No. 8 Miami is placed in No. 1 Minnesota’s Regional, the West Regional

No. 3 Seeds

Our bracketing system has one Regional containing seeds 1, 8, 9, and 16, another with 2, 7, 10, 15, another with 3, 6, 11, 14 and another with 4, 5, 12 and 13.

Therefore:

No. 11 Denver is placed in No. 8 Miami’s Regional, the West Regional, because Denver is the host institution.
No. 9 Boston College is placed in No. 7 Maine’s Regional, the Northeast Regional.
No. 10 Michigan is placed in No. 6 Boston University’s Regional, the Midwest Regional.
No. 12 North Dakota is placed in No. 5 Clarkson’s Regional, the East Regional.

No. 4 Seeds

One more time, taking No. 16 v. No. 1, No. 15 v. No. 2, etc.

No. 16 Sacred Heart is sent to Minnesota’s Regional, the West Regional.
No. 15 Niagara is sent to New Hampshire’s Regional, the Northeast Regional.
No. 14 St. Lawrence is sent to Notre Dame’s Regional, the Midwest Regional.
No. 13 Michigan State is sent to St. Cloud’s Regional, the East Regional.

The brackets as we have set them up:

West Regional:

Sacred Heart vs. Minnesota
Denver vs. Miami

Midwest Regional:

St. Lawrence vs. Notre Dame
Michigan vs. Boston University

East Regional:

Michigan State vs. St. Cloud
North Dakota vs. Clarkson

Northeast Regional:

Niagara vs. New Hampshire
Boston College vs. Maine

Our first concern is avoiding intraconference matchups. We have one — Boston College vs. Maine.

We can’t switch Boston College with Denver, because DU is a host, and we can’t switch the Eagles with Michigan because that creates another all-Hockey East matchup. So we can only switch BC with North Dakota.

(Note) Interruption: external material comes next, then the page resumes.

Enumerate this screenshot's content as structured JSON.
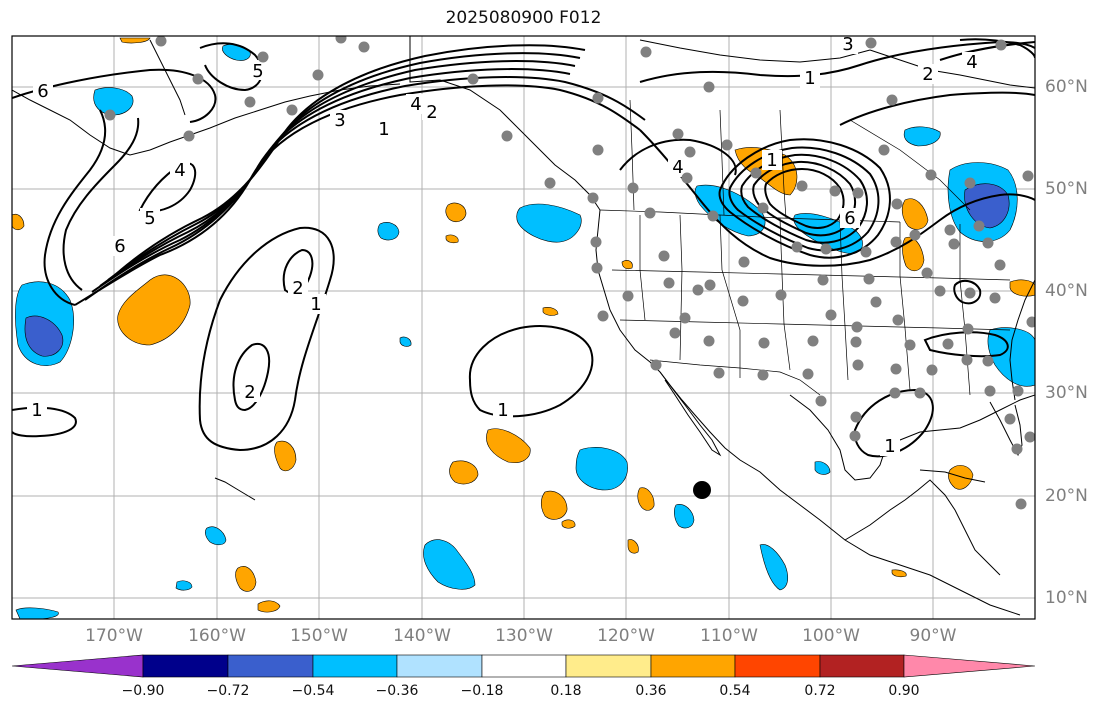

So the tournament is now fixed.

West Regional:

Sacred Heart vs. Minnesota
Denver vs. Miami

Midwest Regional:

St. Lawrence vs. Notre Dame
Michigan vs. Boston University

East Regional:

Michigan State vs. St. Cloud
Boston College vs. Clarkson

Northeast Regional:

Niagara vs. New Hampshire
North Dakota vs. Maine

Bracketing the Frozen Four, if all four number-one seeds advance, then the top overall seed plays the No. 4 overall, and No. 2 plays No. 3. Therefore, the winners of the West and East Regionals face each other in one semifinal (Minnesota and St. Cloud’s brackets), while the winners of the Northeast and Midwest Regionals (New Hampshire and Notre Dame’s brackets) play the other semifinal.

More Questions Answered

As always, more questions arise all the time regarding the PWR. Here are some of the best of what people want to know.

Since the ECACHL is hosting in Rochester, does that mean an ECACHL team has to go to Rochester?

No — since it is not an individual institution that is hosting, but the conference, an ECACHL team is not designated to go to Rochester. I’m sure the ECACHL folks would love that, though.

RIT. What gives? Are they in, are they out? Do they count?

To put it plainly and simply, RIT counts like everyone else, except they can’t be chosen for an at-large bid. Remember that RIT cannot participate in the Atlantic Hockey Tournament, so it won’t get the autobid, and then it cannot be chosen as an at-large team either. But everything else counts. So if RIT is in the Top 25 of the RPI, the Tigers remain there and are compared like any other team in the Top 25.